Wednesday 23 September 2009

Services outshining software at Bond

(By Philip Carnelley, 23 Sep 09, 09:00). Recruitment and HR software and services player, Bond International, has announced its interims to 30 June. Unusually for a (primarily) software company, it is seeing more traction with services than software. It also has a small outsourcing operation which is also doing quite well - more to be expected. Despite the malaise in the recruitment industry, the company managed to increase sales in its biggest division, recruitment software/services, by 2%, to £9.5m. Overall, revenues were up 11% to £17m, which is pretty creditable, considering the markets it operates in, through a mixture of organic growth plus contributions from acquisitions.

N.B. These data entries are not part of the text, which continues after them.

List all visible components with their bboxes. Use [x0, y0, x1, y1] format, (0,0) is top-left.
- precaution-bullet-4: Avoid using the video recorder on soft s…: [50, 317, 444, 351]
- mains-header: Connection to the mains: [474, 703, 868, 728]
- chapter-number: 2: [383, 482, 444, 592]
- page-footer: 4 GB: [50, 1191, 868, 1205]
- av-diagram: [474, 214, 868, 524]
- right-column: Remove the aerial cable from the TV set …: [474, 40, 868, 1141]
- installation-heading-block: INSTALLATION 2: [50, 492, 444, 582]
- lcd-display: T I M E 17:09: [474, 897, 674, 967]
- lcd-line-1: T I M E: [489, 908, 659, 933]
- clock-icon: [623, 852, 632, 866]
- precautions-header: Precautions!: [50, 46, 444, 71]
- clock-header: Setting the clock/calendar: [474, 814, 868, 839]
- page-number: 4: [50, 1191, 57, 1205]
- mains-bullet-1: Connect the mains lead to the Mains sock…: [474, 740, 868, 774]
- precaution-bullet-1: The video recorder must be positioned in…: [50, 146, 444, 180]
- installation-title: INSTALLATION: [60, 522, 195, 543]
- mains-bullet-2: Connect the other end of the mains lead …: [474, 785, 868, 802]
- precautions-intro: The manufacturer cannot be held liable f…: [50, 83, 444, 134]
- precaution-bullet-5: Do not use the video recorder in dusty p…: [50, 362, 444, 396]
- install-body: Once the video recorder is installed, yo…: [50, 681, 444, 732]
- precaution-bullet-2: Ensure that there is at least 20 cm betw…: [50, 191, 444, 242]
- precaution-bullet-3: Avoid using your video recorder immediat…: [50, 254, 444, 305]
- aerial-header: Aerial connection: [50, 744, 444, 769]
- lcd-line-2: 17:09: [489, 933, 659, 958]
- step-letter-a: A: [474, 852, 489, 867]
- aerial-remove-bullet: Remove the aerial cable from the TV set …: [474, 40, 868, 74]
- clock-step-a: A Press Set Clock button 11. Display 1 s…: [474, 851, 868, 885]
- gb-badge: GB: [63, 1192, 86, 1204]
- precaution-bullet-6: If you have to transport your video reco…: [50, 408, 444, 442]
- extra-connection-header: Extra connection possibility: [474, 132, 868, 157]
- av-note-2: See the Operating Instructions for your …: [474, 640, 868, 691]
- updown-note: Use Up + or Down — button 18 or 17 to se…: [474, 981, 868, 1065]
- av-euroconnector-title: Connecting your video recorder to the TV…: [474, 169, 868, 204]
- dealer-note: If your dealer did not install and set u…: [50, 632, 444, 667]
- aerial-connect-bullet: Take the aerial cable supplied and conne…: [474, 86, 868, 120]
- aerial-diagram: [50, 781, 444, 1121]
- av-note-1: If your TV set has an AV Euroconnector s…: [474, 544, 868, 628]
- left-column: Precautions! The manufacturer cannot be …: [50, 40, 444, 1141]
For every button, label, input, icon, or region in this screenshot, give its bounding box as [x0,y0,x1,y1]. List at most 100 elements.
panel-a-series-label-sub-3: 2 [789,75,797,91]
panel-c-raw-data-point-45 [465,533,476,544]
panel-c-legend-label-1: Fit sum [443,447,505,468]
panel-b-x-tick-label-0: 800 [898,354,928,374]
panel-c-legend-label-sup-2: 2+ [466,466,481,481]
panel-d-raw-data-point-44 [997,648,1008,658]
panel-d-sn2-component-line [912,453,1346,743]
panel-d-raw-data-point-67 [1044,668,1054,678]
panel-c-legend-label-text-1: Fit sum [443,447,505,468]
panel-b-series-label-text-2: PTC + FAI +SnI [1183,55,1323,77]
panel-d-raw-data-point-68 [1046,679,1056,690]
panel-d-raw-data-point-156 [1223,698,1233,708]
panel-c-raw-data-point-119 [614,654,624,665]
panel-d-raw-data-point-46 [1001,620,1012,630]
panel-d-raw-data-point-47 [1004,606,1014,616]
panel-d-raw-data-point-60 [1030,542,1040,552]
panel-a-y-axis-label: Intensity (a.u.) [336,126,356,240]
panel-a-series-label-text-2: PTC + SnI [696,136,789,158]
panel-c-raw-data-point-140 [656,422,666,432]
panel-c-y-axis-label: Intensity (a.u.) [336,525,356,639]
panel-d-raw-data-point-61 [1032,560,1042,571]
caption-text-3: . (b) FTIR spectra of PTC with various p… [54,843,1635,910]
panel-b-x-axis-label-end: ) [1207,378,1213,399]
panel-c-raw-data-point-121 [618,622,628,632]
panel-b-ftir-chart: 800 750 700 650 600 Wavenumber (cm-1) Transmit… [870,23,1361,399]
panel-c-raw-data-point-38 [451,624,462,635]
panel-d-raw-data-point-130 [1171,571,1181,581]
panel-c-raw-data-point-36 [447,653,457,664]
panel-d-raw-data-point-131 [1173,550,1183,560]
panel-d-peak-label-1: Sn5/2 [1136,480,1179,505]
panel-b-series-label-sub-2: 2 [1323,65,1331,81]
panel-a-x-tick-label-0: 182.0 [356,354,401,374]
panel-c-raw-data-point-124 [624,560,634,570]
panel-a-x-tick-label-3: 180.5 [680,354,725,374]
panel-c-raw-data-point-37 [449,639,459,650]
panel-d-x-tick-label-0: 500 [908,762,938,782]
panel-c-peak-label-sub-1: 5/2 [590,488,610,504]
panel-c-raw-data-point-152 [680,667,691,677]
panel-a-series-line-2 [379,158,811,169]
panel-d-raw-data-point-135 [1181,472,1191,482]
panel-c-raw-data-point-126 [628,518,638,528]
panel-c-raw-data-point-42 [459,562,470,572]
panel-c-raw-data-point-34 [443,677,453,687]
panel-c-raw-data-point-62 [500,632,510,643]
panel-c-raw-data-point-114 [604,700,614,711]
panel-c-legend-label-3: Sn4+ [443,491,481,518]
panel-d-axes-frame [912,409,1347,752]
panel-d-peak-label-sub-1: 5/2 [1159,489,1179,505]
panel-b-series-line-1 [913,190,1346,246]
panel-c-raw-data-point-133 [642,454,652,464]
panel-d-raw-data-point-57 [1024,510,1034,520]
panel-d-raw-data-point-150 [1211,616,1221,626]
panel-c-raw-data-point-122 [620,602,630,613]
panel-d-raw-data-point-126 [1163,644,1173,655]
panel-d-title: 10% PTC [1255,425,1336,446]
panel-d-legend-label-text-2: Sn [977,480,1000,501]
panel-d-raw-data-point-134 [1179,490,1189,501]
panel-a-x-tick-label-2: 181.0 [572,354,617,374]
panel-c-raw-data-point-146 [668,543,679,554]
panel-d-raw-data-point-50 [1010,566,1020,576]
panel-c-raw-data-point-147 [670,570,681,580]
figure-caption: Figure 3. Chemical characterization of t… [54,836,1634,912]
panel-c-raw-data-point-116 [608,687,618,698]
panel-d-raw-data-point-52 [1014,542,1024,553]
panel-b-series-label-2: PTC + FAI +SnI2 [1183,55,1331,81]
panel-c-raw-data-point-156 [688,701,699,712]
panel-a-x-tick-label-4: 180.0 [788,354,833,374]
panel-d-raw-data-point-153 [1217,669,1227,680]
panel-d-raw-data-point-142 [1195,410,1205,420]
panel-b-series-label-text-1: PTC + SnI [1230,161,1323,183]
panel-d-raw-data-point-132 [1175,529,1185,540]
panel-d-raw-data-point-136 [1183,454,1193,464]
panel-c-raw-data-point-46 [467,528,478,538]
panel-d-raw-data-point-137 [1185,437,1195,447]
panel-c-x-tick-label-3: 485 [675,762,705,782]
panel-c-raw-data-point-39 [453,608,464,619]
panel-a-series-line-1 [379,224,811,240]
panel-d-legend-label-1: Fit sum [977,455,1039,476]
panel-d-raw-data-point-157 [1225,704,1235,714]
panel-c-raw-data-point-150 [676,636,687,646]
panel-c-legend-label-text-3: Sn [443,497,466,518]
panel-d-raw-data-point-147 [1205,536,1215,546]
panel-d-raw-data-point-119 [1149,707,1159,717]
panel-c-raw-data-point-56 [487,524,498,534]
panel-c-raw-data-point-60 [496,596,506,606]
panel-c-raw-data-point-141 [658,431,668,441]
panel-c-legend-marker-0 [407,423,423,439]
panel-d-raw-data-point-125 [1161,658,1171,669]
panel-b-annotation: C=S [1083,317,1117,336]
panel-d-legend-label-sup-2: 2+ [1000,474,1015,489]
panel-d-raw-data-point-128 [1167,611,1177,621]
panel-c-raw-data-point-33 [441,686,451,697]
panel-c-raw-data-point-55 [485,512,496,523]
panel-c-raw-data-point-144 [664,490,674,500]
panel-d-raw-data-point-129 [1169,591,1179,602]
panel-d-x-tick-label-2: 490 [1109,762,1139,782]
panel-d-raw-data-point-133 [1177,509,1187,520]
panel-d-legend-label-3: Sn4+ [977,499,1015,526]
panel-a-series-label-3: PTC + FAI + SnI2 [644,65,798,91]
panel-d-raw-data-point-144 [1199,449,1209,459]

HR and payroll software revenues grew most strongly – up 45% to £2.9m – and outsourced Payroll/HR has also seen an increase in revenues, up 28% to £2.4m with an increasing number of sales into the state schools sector.

In the core recruitment division, growth was strong in the USA (up 49%) with an increase in services rather than software. UK revenues fell 15% partly due to a switch to a software rental model – and AP fell 37%. However the company says it sees “encouraging signs of new business” in the UK, with several new contract wins due to feed through into results. Overall, confirmed forward orders are up 5% on 2008. However a rise in the service element of its operations, less profitable than software licensing, has impacted profitability and so operating margin has fallen from 18% to 14%. As we noted previously (see Bond not sticking its head in the sand) the company’s move to an increasing proportion of software rental – while a good thing strategically, increasing visibility and reliability of revenues – also tends to depress margins at least in the short term. Finally, last time we expressed our doubts about the Abacus software acquisition. While the strategic rationale for this is still unclear to us at least its low profitability has been addressed as margins have jumped from 14% to 30%.